An intrinsic property of decision referral is its configurability. We can configure the AI so that the lowest 50% of cases are labelled normal, or we can configure it to label the lowest 70% as normal. Similarly, the safety net can be activated for the 1% of most suspicious cases, or alternatively for the 2% of most suspicious cases.

Humans, including radiologists, often experience cognitive bias, how does the AI application help to solve this issue?

Our AI has learned from data from one of the best screening systems in the world in Germany. In addition, during training the AI actually has access to data that radiologists don’t have in clinical practice. That is, the biopsy results or the two-year followup of each case. By using broad and representative datasets we prevent biases in the training data.

We then developed the Safety Net to reduce any potential bias in the interaction between humans and AI. The Safety Net does not show suspicious areas to the radiologist upfront. Instead the radiologist reports their findings with the Vara viewer and in the case the AI disagrees with the assessment of the radiologist, Vara shows the localised prediction. This gives the radiologist the opportunity to review their initial report and adapt it. In this way, the Safety Net helps reduce missed cancers.

Unlike humans, the model does not get tired, and is continuously delivering improved performance, independent of the time of day. AI can therefore objectify the results of radiologists.

Could you discuss the challenges of detecting breast cancer when it comes to possible edge cases such as implants?

Our models have been trained on a real-world, diverse dataset of all women attending screening, including women with implants. We have not found those cases to be a particular challenge for Vara. Additionally, our model does not make statements about all cases. If it’s unsure about a specific case, it defers the decision to radiologists, an approach we call decision referral (see above).

Vara also post-screens mammograms, in this step of the process what is looked for specifically?

Vara shows predictions after the radiologist has formed an opinion (see “Safety Net” above for more details). Radiologists gain critical insight by comparing the development of tissue and lesions over time. Likewise, leveraging temporal information will further improve the diagnostic accuracy of AI models. Not only does our AI run on the current exam, but also checks prior exams for signs of cancer — with the promise of further improving screening performance.

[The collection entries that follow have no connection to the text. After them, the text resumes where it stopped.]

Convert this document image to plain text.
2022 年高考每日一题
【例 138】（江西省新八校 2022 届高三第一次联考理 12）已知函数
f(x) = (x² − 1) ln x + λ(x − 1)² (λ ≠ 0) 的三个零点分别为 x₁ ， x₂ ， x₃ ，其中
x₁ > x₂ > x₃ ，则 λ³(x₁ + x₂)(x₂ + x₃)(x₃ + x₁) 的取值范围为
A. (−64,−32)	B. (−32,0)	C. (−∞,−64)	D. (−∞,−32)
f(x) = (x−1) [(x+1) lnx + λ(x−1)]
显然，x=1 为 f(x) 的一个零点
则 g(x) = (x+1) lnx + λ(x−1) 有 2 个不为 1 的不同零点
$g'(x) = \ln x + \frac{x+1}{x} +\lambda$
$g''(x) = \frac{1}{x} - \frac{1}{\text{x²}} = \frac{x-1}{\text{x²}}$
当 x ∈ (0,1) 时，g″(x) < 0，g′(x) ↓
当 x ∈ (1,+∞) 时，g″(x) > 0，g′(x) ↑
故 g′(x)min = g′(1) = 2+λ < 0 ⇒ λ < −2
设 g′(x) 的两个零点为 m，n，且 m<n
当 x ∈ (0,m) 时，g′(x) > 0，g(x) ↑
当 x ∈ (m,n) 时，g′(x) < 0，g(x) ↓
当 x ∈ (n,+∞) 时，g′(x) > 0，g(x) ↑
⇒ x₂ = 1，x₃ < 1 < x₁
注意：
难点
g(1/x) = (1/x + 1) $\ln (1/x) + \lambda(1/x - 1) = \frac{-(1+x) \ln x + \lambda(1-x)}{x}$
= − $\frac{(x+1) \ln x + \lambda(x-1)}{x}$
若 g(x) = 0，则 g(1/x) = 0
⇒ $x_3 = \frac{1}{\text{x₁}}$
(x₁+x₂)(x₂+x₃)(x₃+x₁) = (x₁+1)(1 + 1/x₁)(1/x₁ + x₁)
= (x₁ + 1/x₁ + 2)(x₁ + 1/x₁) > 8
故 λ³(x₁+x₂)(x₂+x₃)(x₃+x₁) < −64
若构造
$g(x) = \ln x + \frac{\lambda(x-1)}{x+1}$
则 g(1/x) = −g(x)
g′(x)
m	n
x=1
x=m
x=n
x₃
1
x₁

Is there anything else that you would like to share about Vara?

The Vara AI platform’s decision referral approach is now in use in 30% of all screening units in Germany. As part of our global mission, we recently launched screening units in Mexico and Greece, in partnership with healthcare providers on the ground in those regions. With such partners, we are showing how we can leverage existing healthcare infrastructure to enable them to leapfrog their current set-up to a state-of-the-art, standardised screening service.

Our team has doubled to 30 and we have appointed global experts in radiology, such as Professor Katja Pinker-Domenig, who became our Lead Medical Advisor, as well as Stephan Dreier as Chief Revenue Officer. We also have collaborations with renowned academic institutions in the US and Europe, such as Memorial Sloan Kettering Cancer Center, University of Cambridge, Karolinska Institutet and the Cancer Registry of Norway.

Vara’s AI performance is showing immense promise in terms of reproducibility and generalisation. A large retrospective study is currently in press at the world-renowned Lancet Digital Health, as well as another important peer-review publication on interval cancer prevention at the European Journal of Radiology.

We also just started Germany’s first-ever prospective study to show Vara’s impact in the clinical routine. All of these achievements are helping us to achieve our main mission of making data-driven breast cancer screening accessible to everyone.